Would a plumber magically show up to fix your plumbing if you didn’t call and ask him too? No. This concept is easily transposed to our relationship with God. God is in constant pursuit of us which means He longs to be in constant relationship with us. Relationships both earthly and heavenly require honest communication. Is your communication with God honest? Or are you giving Him your Sunday best?

Later on in the chapter, Job tells us the secret to living out our walk honestly before God:

“Keep silent and let me speak;

   then let come to me what may.

14 Why do I put myself in jeopardy

   and take my life in my hands?

15 Though he slay me, yet will I hope in him;

   I will surely[a] defend my ways to his face.

16 Indeed, this will turn out for my deliverance,

   for no godless person would dare come before him!

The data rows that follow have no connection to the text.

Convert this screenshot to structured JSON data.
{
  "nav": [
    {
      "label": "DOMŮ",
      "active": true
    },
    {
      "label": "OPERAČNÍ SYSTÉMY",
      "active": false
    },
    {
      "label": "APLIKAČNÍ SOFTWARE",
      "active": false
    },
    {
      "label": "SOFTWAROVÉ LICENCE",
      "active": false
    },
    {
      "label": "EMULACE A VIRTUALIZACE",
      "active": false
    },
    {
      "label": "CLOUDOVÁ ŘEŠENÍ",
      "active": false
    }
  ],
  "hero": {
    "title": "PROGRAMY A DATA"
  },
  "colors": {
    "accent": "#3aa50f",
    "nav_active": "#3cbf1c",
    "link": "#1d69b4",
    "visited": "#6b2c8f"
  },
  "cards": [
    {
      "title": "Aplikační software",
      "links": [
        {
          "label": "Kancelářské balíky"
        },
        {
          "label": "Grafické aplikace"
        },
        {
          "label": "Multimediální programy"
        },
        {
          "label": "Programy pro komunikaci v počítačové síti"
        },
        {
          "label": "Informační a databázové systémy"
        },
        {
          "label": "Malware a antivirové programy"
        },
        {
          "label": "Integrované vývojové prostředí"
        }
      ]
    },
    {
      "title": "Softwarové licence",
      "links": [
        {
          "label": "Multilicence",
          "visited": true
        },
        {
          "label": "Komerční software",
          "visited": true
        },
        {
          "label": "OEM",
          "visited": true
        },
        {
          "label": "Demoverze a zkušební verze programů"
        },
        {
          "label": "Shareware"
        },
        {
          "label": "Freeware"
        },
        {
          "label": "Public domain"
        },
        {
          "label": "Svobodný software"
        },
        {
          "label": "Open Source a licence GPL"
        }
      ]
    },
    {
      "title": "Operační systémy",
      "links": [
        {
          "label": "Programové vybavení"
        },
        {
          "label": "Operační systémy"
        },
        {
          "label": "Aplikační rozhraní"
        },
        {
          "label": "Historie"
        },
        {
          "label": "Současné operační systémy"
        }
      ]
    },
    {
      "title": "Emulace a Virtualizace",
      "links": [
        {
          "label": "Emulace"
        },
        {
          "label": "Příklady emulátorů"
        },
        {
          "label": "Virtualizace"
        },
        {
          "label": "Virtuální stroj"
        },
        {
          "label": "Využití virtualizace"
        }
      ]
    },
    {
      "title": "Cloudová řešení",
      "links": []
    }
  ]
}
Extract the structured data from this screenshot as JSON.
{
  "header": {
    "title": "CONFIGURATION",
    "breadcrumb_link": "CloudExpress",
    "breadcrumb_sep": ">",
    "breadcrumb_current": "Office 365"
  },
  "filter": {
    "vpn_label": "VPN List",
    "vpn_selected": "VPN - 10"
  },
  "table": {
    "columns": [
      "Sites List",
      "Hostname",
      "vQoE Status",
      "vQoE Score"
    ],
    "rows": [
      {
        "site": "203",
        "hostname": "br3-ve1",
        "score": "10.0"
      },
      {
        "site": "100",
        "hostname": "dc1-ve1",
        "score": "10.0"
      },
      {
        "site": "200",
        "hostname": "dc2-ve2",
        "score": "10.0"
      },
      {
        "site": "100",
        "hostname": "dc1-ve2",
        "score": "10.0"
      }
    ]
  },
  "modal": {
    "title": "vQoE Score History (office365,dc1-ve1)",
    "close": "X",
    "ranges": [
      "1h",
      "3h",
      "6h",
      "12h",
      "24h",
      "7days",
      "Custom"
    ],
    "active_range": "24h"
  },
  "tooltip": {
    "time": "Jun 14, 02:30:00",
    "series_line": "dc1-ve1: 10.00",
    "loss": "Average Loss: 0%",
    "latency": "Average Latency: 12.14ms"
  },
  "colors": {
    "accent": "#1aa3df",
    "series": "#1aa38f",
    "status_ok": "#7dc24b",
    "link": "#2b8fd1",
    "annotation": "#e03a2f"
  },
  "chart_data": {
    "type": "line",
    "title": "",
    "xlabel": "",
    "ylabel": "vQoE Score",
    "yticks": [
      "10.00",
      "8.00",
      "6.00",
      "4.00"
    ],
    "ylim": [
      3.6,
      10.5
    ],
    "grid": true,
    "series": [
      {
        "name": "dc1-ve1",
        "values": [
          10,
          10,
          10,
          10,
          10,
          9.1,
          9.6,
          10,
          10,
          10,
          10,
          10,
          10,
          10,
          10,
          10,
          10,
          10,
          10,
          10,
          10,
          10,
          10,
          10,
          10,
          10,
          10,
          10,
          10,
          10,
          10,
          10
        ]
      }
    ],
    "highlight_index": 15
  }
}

The confidence expressed in his words are rooted in one thing, the knowledge that God loves him. Period. Punto. Finito. The Grace Torres Firpi version of this passage goes something like this:

“Jesus, I am angry. I don’t have what I want in this very moment. I don’t like this particular season and I am tired. But I can’t do anything else but bring it to you. So here it is. All of it. My pain, my sin, my loneliness, my failures it’s all yours. Do with it what you may. But here I am because I know you love me. This I know to be true. My heart and my emotions might not feel it right now, but I know what your truth is. You love me.”

There will come a moment when your emotions collide with the truth. It is in that moment that you will see with clarity the paradox of grace. That His love extends to every part of you because he created you. Period. Punto. Finito.

So the joke is on that friend who called me “Jobette”. I’ll be Jobette – because I’ve learned that I am not dramatic, I am human. I am not over it until God says so and will definitely not be quiet.

On this occasion…stay dramatic and stay loud.